Il 27 novembre scorso Jean-Noel Barrot, il Ministro degli Esteri del dimissionario Governo francese, era partito per una missione in Africa Occidentale con l’intenzione di rilanciare i legami storici con Ciad e Senegal; si tratta di due Paesi importanti della regione, dove Parigi è ancora ben radicata, malgrado l’ondata anti-francese che ha colpito il Sahel da oltre quattro anni.

Invece, proprio dopo la sua missione, sono arrivate una dopo l’altra due “pugnalate” alle spalle: appena Barrot è ripartito, i Governi di N’Djamena e Dakar hanno dichiarato pubblicamente di non voler proseguire gli accordi militari e di sicurezza con la Francia, ed hanno richiesto una rapida partenza delle truppe transalpine dalle basi presenti sul loro territorio. Uno scacco diplomatico bello e buono, visto che Parigi non aveva avuto alcun sentore della denuncia degli accordi di sicurezza coi due Paesi, per di più nella circostanza di una visita ufficiale del proprio Ministro degli Esteri. Anche se a prima vista la decisione delle Autorità di Ciad e Senegal sembra analoga a quelle già adottate negli anni scorsi da Niger, Burkina Faso e Mali, le situazioni sono alquanto differenti.

In primo luogo, Ciad e Senegal non hanno (ancora) avviato in parallelo una collaborazione militare con la Russia, come hanno fatto invece i tre Paesi del Sahel prima citati. Inoltre, subito dopo aver diffuso la notizia dello stop alle intese securitarie con Parigi, le Autorità ciadiane e senegalesi si sono affrettate ad aggiungere che intendono mantenere ed accrescere, con nuove modalità, la cooperazione con la Francia di natura non militare. Ciad e Senegal non hanno chiesto peraltro a Parigi di richiamare i suoi due Ambasciatori dalle rispettive capitali. Ed infine, il Senegal non è un Paese golpista retto da una Giunta militare filo-russa, ma uno Stato che mantiene le istituzioni democratiche e costituzionali, ed in cui l’opposizione “sovranista” del Partito Pastef ha ottenuto la maggioranza in Parlamento attraverso regolari elezioni, svoltesi poche settimane orsono.

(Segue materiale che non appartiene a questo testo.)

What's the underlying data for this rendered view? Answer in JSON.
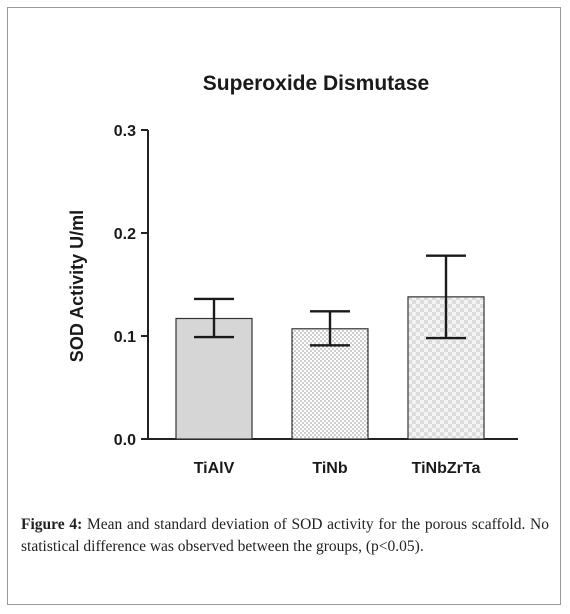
{
  "chart_data": {
    "type": "bar",
    "title": "Superoxide Dismutase",
    "xlabel": "",
    "ylabel": "SOD Activity U/ml",
    "categories": [
      "TiAlV",
      "TiNb",
      "TiNbZrTa"
    ],
    "values": [
      0.117,
      0.107,
      0.138
    ],
    "error_upper": [
      0.136,
      0.124,
      0.178
    ],
    "error_lower": [
      0.099,
      0.091,
      0.098
    ],
    "ylim": [
      0.0,
      0.3
    ],
    "yticks": [
      0.0,
      0.1,
      0.2,
      0.3
    ],
    "ytick_labels": [
      "0.0",
      "0.1",
      "0.2",
      "0.3"
    ],
    "grid": false,
    "bar_fills": [
      "solid-gray",
      "dotted",
      "checkered"
    ],
    "colors": {
      "solid": "#d6d6d6",
      "dots": "#555555",
      "checker": "#e0e0e0",
      "axis": "#222222"
    }
  },
  "caption": {
    "label": "Figure 4:",
    "text": " Mean and standard deviation of SOD activity for the porous scaffold. No statistical difference was observed between the groups, (p<0.05)."
  }
}
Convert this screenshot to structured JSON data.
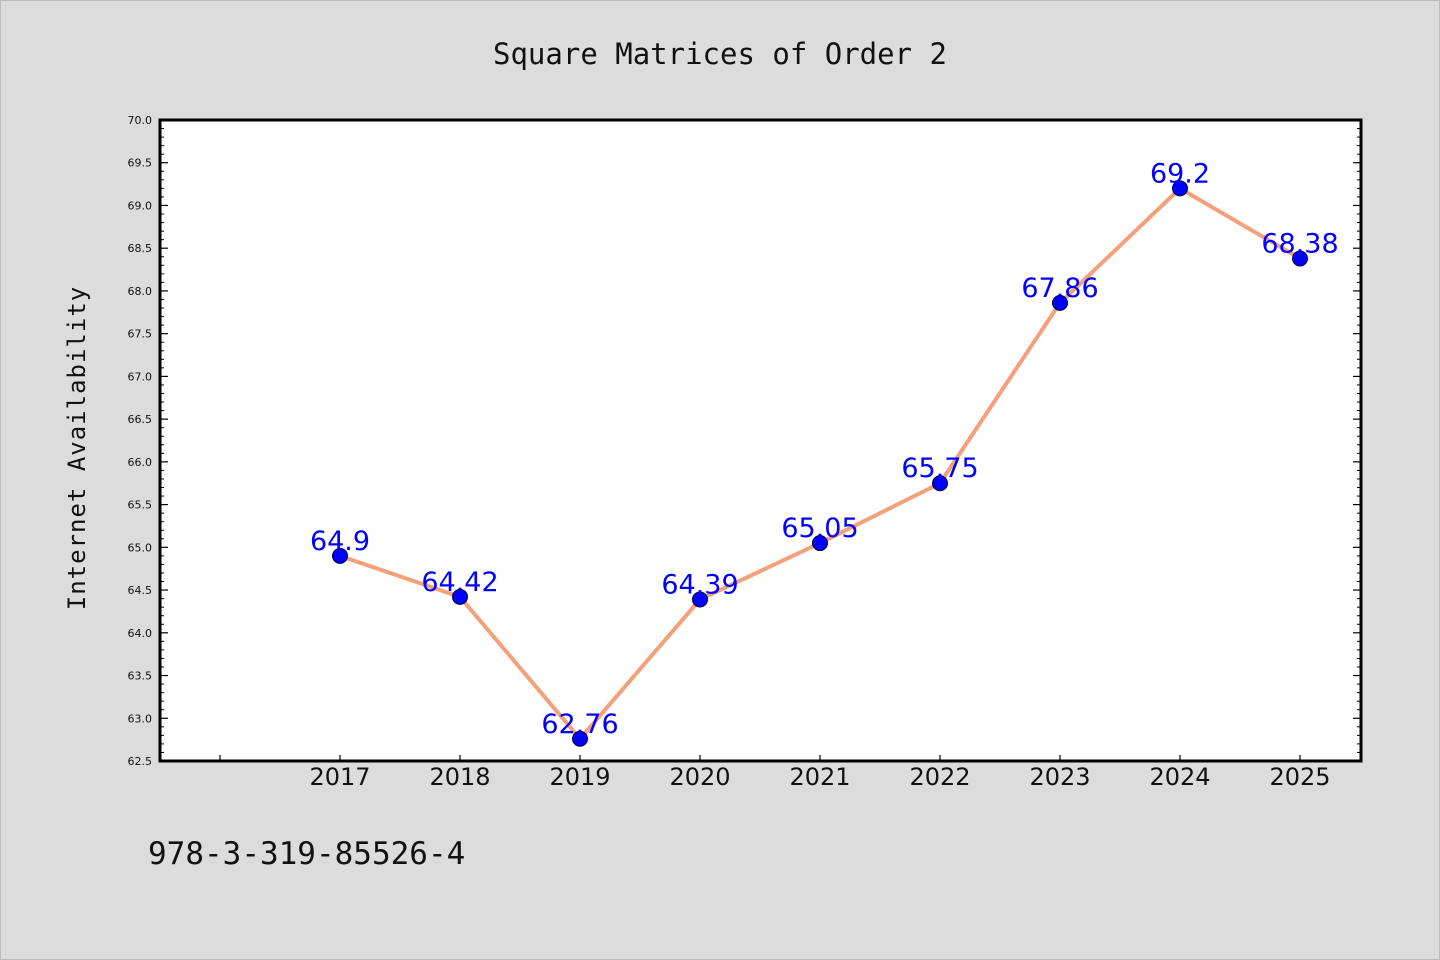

Pur con questi distinguo, resta il fatto che la Francia ha subìto in Africa Occidentale una nuova “torta in faccia”; e che da circa 8500, i suoi soldati nel continente si sono ridotti in tre anni a meno di 1500, di cui poche centinaia nell’area (in Costa d’Avorio, in Gabon, ed in Camerun, mentre resta solida la collaborazione militare con Gibuti, con una grande base francese colà impiantata). A causa del cinismo che caratterizza oggi la politica internazionale, Parigi negli ultimi anni sul Sahel non ha trovato molta comprensione e solidarietà nei suoi partner europei, da cui sicuramente si attendeva più sostegno in quel quadrante. Germania, Spagna, Italia ed altri Membri Ue, invece che fare fronte comune con una Francia visibilmente in difficoltà in Africa Occidentale, prima hanno preso le distanze da Parigi e dal suo modus operandi in Africa, non risparmiandole diverse critiche; poi hanno ostentato un atteggiamento definito “pragmatico” con i Paesi saheliani, ispirato da un notevole opportunismo, volto a trarre vantaggi bilaterali- c’è da chiedersi quali- dalle difficoltà transalpine.

Eppure, solo pochi anni fa quasi tutti i Paesi occidentali partecipavano agli articolati schemi di cooperazione varati da Parigi nella regione, denominati “Alliance Sahel” e “Coalition pour le Sahel”, volti a mettere sotto un unico ombrello tutte le forme di collaborazione fra l’Occidente e la zona saheliana, e capaci di raggiungere un finanziamento complessivo per l’area pari a circa 25 miliardi di euro. Ed hanno addirittura partecipato, seppur per poche settimane, alla Takouba Task Force, formazione militare occidentale comune a guida francese, per aiutare sul terreno- e gratuitamente, a differenza della successiva collaborazione russa- gli eserciti saheliani contro il terrorismo dilagante all’interno dei loro Stati. Takouba fu poi dissolta proprio a causa dei golpe filo-russi nel Sahel. È necessario che l’Ue ed i suoi Membri si rendano conto che lasciare da sola la Francia con le sue difficoltà in Africa Occidentale ed in Sahel, o addirittura cercare di avvantaggiarsi delle sue sventure in quell’area, non è stato un calcolo molto lungimirante, ma ha solo indebolito la capacità di influenza e di “leverage” occidentale in quei territori.